High-content screening: flow cytometry analysis

Abstract

The HyperCyt high-throughput (HT) flow cytometry sampling platform uses a peristaltic pump, in combination with an autosampler, and a novel approach to data collection, to circumvent time-delay bottlenecks of conventional flow cytometry. This approach also dramatically reduces the amount of sample aspirated for each analysis, typically requiring ~2 microL per sample while making quantitative fluorescence measurements of 40 or more samples per minute with thousands to tens of thousands of cells in each sample. Here, we describe a simple robust screening assay that exploits the high-content measurement capabilities of the flow cytometer to simicroltaneously probe the binding of test compounds to two different receptors in a common assay volume, a duplex assay format. The ability of the flow cytometer to distinguish cell-bound from free fluorophore is also exploited to eliminate wash steps during assay setup. HT flow cytometry with this assay has allowed efficient screening of tens of thousands of small molecules from the NIH Small-Molecule Repository to identify selective ligands for two related G-protein-coupled receptors, the formylpeptide receptor and formylpeptide receptor-like 1.

Figure 1

Fluorescence compensation to correct for red fluorescence spillover into the green fluorescence detection channel. A. Uncompensated fluorescence data. B. Fluorescence profile after compensation. Approximately 3% of the signal detected in the red FL4 channel for each event was subtracted from the corresponding signal detected in the green FL1 channel. The plots represent combined data from all 384 wells.

Figure 2

Electronic gates required for analysis. A. A light scatter gate (gate 1) is constructed to exclude debris and non-viable cells from the analysis. B. Two additional gates are constructed on the basis of the color coding signals in the red fluorescence channel. One encloses red fluorescent U937/FPR cells (gate 2) and the other encloses unstained RBL/FPRL1 cells (gate 3). The plots represent combined data from all 384 wells.

Figure 3

Resolution and analysis of cells sampled from individual wells.
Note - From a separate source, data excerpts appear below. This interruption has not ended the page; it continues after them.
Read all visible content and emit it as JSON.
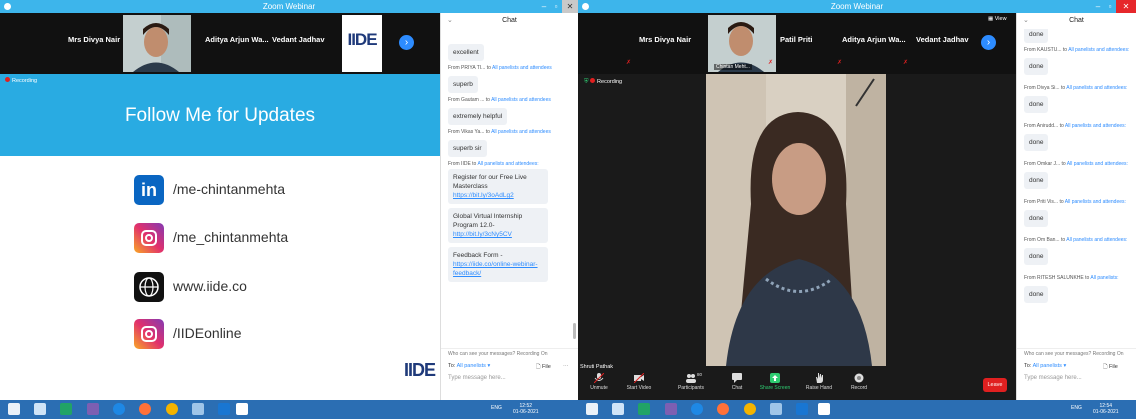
{
  "left": {
    "title": "Zoom Webinar",
    "win_controls": {
      "min": "–",
      "max": "▫",
      "close": "✕"
    },
    "panelists": [
      "Mrs Divya Nair",
      "Aditya Arjun Wa...",
      "Vedant Jadhav"
    ],
    "recording": "Recording",
    "slide": {
      "heading": "Follow Me for Updates",
      "linkedin": "/me-chintanmehta",
      "instagram": "/me_chintanmehta",
      "website": "www.iide.co",
      "instagram2": "/IIDEonline",
      "logo": "IIDE"
    },
    "chat": {
      "header": "Chat",
      "messages": [
        {
          "from": "",
          "to": "",
          "text": "excellent"
        },
        {
          "from": "From PRIYA TI... to",
          "to": "All panelists and attendees",
          "text": "superb"
        },
        {
          "from": "From Gautam ... to",
          "to": "All panelists and attendees",
          "text": "extremely helpful"
        },
        {
          "from": "From Vikas Ya... to",
          "to": "All panelists and attendees",
          "text": "superb sir"
        }
      ],
      "iide_from": "From IIDE to",
      "iide_to": "All panelists and attendees:",
      "iide_msgs": [
        {
          "text": "Register for our Free Live Masterclass",
          "link": "https://bit.ly/3oAdLg2"
        },
        {
          "text": "Global Virtual Internship Program 12.0-",
          "link": "http://bit.ly/3cNy5CV"
        },
        {
          "text": "Feedback Form -",
          "link": "https://iide.co/online-webinar-feedback/"
        }
      ],
      "footer_note": "Who can see your messages? Recording On",
      "to_label": "To:",
      "to_value": "All panelists ▾",
      "file_label": "File",
      "more": "···",
      "placeholder": "Type message here..."
    },
    "taskbar": {
      "tray": "ENG",
      "time": "12:52",
      "date": "01-06-2021"
    }
  },
  "right": {
    "title": "Zoom Webinar",
    "view_label": "View",
    "panelists": [
      "Mrs Divya Nair",
      "Patil Priti",
      "Aditya Arjun Wa...",
      "Vedant Jadhav"
    ],
    "tile_name": "Chintan Meht...",
    "recording": "Recording",
    "speaker_name": "Shruti Pathak",
    "toolbar": {
      "unmute": "Unmute",
      "start_video": "Start Video",
      "participants": "Participants",
      "participant_count": "80",
      "chat": "Chat",
      "share_screen": "Share Screen",
      "raise_hand": "Raise Hand",
      "record": "Record",
      "leave": "Leave"
    },
    "chat": {
      "header": "Chat",
      "top_partial": "done",
      "messages": [
        {
          "from": "From KAUSTU... to",
          "to": "All panelists and attendees:",
          "text": "done"
        },
        {
          "from": "From Divya Si... to",
          "to": "All panelists and attendees:",
          "text": "done"
        },
        {
          "from": "From Anirudd... to",
          "to": "All panelists and attendees:",
          "text": "done"
        },
        {
          "from": "From Omkar J... to",
          "to": "All panelists and attendees:",
          "text": "done"
        },
        {
          "from": "From Priti Vis... to",
          "to": "All panelists and attendees:",
          "text": "done"
        },
        {
          "from": "From Om Ban... to",
          "to": "All panelists and attendees:",
          "text": "done"
        },
        {
          "from": "From RITESH SALUNKHE to",
          "to": "All panelists:",
          "text": "done"
        }
      ],
      "footer_note": "Who can see your messages? Recording On",
      "to_label": "To:",
      "to_value": "All panelists ▾",
      "file_label": "File",
      "placeholder": "Type message here..."
    },
    "taskbar": {
      "tray": "ENG",
      "time": "12:54",
      "date": "01-06-2021"
    }
  },
  "colors": {
    "zoom_blue": "#2d8cff",
    "title_bar": "#3db5eb",
    "slide_banner": "#29abe2",
    "leave": "#e02020",
    "taskbar": "#2b6eb3"
  }
}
A. Display of data from all 384 wells in the Time Bins Analysis window in which the numbers of events detected at 100 ms time intervals are plotted as a function of time. B. A zoomed-in view of data from 25 wells measured in the vicinity of the 600 s time point (boundaries indicated below the time axis in panel A). A software peak detection algorithm identified 384 sets of data and enclosed each in a separate rectangular analysis region or Time Bin. Data sets were segregated on the basis of time gaps in the data stream produced by the passage of air bubbles. The first set is from well M12 and the last from well N12. C. Green fluorescence data from RBL/FPRL1 cells (gate 3) in wells M12 to N12. The test compound in well M20 (arrow) caused a 75% inhibition of Wpep-FITC binding relative to fluorescence intensities measured in control wells. It did not detectably affect Wpep-FITC binding to U937/FPR cells in the same well (see panel D). Data from two positive control wells (P) and two negative control wells (N) are also indicated. D. Green fluorescence data from U937/FPR cells (gate 2) in wells M12 to N12. Well M21 contained a test compound that caused 66% inhibition of Wpep-FITC binding and no detectable effect on Wpep-FITC binding to RBL/FPRL1 cells in the same well (see panel C).

Figure 4

Repetitive fluorescence intensity pattern provides supplementary sample indexing information. Illustrated are green fluorescence data from the first 96 wells of a 384-well plate. Wells are sampled from left-to right (columns 1 to 24) one row at a time, starting with the top row (row A) and moving down. This results in a repetitive pattern of low median fluorescence intensity (MFI) signals marking the 2^nd and 23^rd wells of each row, the locations of the positive control samples. This information facilitates identification of a row in which an indexing error has occurred.